When I am unable to start it’s most often because I am afraid my efforts won’t measure up. Sometimes I need to ask for help but most often it’s getting comfortable with “good enough.” That can take weeks. Alas something that might be been pretty good three weeks ago and acceptable two weeks ago has now been written off even as I continue to leave it unstarted.

“It is astonishing how all of us are generally cumbered up with the thousand and one hindrances and duties which are not such, but which nevertheless wind us about with their spider threads and fetter the movement of our wings.”
Henri Frederic Amiel in his Journal entry for August 15, 1851

I play this game of rock-paper-scissors with myself: I should get started on rock, but then I realize that paper is actually more important until it occurs to me that scissors is even more critical. It quickly dawns on me that rock trumps scissors and after a few cycles it’s time for lunch or dinner or bed.

“It is the lack of order which makes us slaves; the confusion of today discounts the freedom of tomorrow. Confusion is the enemy of all comfort, and confusion is born of procrastination.”
Henri Frederic Amiel in his Journal entry for August 15, 1851

Things are rarely as good as I imagine they could be. Which can make them hard to share, or even continue to work on them because they are falling so far short of my expectations.

I Know It’s Done, But is it Done Done?

To know how to be ready we must be able to finish. Nothing is done but what is finished.
Henri Frederic Amiel in his Journal entry for August 15, 1851

I had an old boss who would ask the project team “I know it’s done but is it done done? In fact, now that I am thinking about it, is it done done done and ready to go?”

The things which we leave dragging behind us will start up again later on before us and harass our path. Let each day take thought for what concerns it, liquidate its own affairs and respect the day which is to follow, and then we shall be always ready.
Henri Frederic Amiel in his Journal entry for August 15, 1851

I do have one trick for this, when I realize that I am really not going to get around to finishing something before it will be obsolete I put it on my “do it / done” list with a [d] instead of an [x] to indicate I decided to give up on it. That’s OK.

No Time For Caution, Ease, or Comfort

“To know how to be ready is at bottom to know how to die.”
Henri Frederic Amiel in his Journal entry for August 15, 1851

I do believe we will be held accountable for what we do and fail to do in this life. Whether it’s true or not I think it improves my behavior, at least at the margins. At this point I am not in sudden death overtime but I do feel many mornings like Coop in Interstellar trying to dock with the spinning space station: “now is no time for caution.” Or as Churchill instructed, “This is no time for ease and comfort. It is time to dare and endure.”

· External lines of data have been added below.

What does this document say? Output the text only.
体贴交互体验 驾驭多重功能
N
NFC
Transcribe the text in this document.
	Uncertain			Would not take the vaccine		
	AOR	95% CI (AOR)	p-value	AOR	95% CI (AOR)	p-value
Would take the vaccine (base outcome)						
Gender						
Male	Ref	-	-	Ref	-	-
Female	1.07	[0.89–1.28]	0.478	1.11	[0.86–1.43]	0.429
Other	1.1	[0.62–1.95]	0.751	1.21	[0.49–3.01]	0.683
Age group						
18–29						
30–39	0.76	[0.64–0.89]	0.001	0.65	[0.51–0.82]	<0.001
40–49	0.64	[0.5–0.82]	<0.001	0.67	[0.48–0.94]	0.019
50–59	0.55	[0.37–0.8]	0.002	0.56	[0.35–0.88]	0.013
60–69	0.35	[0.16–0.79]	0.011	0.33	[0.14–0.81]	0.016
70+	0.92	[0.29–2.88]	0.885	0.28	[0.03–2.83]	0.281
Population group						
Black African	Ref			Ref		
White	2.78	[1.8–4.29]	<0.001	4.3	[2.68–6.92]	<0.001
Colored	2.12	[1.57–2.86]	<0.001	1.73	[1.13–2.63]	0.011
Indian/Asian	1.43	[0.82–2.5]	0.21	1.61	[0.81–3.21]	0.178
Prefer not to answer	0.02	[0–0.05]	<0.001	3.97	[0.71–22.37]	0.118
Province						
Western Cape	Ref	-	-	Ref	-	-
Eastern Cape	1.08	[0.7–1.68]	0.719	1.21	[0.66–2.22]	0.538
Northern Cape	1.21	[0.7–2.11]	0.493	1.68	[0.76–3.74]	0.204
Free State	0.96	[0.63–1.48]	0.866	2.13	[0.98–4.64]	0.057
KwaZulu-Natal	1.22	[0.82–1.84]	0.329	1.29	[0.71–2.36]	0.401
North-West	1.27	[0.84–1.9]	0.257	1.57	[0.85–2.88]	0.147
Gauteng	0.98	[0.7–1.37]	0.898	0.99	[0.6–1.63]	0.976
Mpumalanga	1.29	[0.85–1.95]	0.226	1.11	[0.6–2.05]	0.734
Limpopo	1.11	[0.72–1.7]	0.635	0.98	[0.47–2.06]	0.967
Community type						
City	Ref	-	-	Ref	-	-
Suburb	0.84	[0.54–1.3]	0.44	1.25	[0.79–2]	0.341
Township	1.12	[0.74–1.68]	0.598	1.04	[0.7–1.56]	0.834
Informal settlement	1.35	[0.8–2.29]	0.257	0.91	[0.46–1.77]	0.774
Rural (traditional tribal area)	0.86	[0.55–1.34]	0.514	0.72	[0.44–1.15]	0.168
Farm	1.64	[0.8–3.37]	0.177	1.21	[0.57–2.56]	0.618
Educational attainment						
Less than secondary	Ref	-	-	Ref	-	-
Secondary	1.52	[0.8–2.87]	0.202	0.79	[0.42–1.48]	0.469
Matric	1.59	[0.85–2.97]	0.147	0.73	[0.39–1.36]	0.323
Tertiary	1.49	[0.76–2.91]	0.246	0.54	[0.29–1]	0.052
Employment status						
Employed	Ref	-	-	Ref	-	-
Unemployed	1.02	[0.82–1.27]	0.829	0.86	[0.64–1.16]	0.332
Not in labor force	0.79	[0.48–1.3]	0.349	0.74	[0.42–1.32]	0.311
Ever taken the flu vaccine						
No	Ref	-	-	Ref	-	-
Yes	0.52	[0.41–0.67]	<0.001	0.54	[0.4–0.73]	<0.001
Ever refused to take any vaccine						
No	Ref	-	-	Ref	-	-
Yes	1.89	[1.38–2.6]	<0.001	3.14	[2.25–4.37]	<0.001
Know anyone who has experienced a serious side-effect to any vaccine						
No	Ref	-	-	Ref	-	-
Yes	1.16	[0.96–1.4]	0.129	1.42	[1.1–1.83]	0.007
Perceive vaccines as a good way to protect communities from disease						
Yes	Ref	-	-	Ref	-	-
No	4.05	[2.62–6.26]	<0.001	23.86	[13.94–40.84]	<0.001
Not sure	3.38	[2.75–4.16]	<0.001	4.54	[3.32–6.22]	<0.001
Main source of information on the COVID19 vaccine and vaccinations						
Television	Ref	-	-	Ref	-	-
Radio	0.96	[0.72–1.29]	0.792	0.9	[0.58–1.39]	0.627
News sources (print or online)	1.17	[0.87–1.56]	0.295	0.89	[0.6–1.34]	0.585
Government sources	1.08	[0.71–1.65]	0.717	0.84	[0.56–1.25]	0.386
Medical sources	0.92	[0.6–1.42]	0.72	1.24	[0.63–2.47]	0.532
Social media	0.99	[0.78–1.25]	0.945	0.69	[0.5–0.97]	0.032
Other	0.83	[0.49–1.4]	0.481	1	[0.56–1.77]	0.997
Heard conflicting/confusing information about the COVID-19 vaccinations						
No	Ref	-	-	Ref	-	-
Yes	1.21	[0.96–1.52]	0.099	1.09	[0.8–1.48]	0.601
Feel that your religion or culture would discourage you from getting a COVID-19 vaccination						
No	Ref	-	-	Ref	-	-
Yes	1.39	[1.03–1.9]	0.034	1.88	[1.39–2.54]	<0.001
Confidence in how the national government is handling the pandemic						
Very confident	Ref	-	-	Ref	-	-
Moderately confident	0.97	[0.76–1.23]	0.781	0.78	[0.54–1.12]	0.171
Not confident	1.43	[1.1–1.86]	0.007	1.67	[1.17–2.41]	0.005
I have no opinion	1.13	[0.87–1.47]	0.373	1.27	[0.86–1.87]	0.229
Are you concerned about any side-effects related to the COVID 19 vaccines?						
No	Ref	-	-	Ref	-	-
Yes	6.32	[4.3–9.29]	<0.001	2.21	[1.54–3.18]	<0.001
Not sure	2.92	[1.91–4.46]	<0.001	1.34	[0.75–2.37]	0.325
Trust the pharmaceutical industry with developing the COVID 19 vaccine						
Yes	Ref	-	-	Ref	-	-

Merlin Mann: A Priority is Observed

Merlin Mann on “Priorities

  • A priority is observed, not manufactured or assigned. Otherwise, it’s necessarily not a priority.
  • A priority is not simply a good idea; it’s a condition of reality that, when observed, causes you to reject every other thing in the universe — real, imagined, or prospective — in order to ensure that things related to the priority stay alive.
  • First, ask yourself why any “high priority” item has remained unresolved in your life for more than 60 seconds. Why isn’t it done completely? Have you ever “re-assigned” “priority” to some task? Really? Because that sounds more like procrastination than management, let alone “effective” action and decisive execution.
  • Your entire career is defined by the unbelievably great ideas that you reject. Painfully giant, wonderful, terrific opportunities that you simply don’t have the capacity to address without screwing up the real priority.
  • Ask yourself what you must not do in order to make sure it gets taken care of.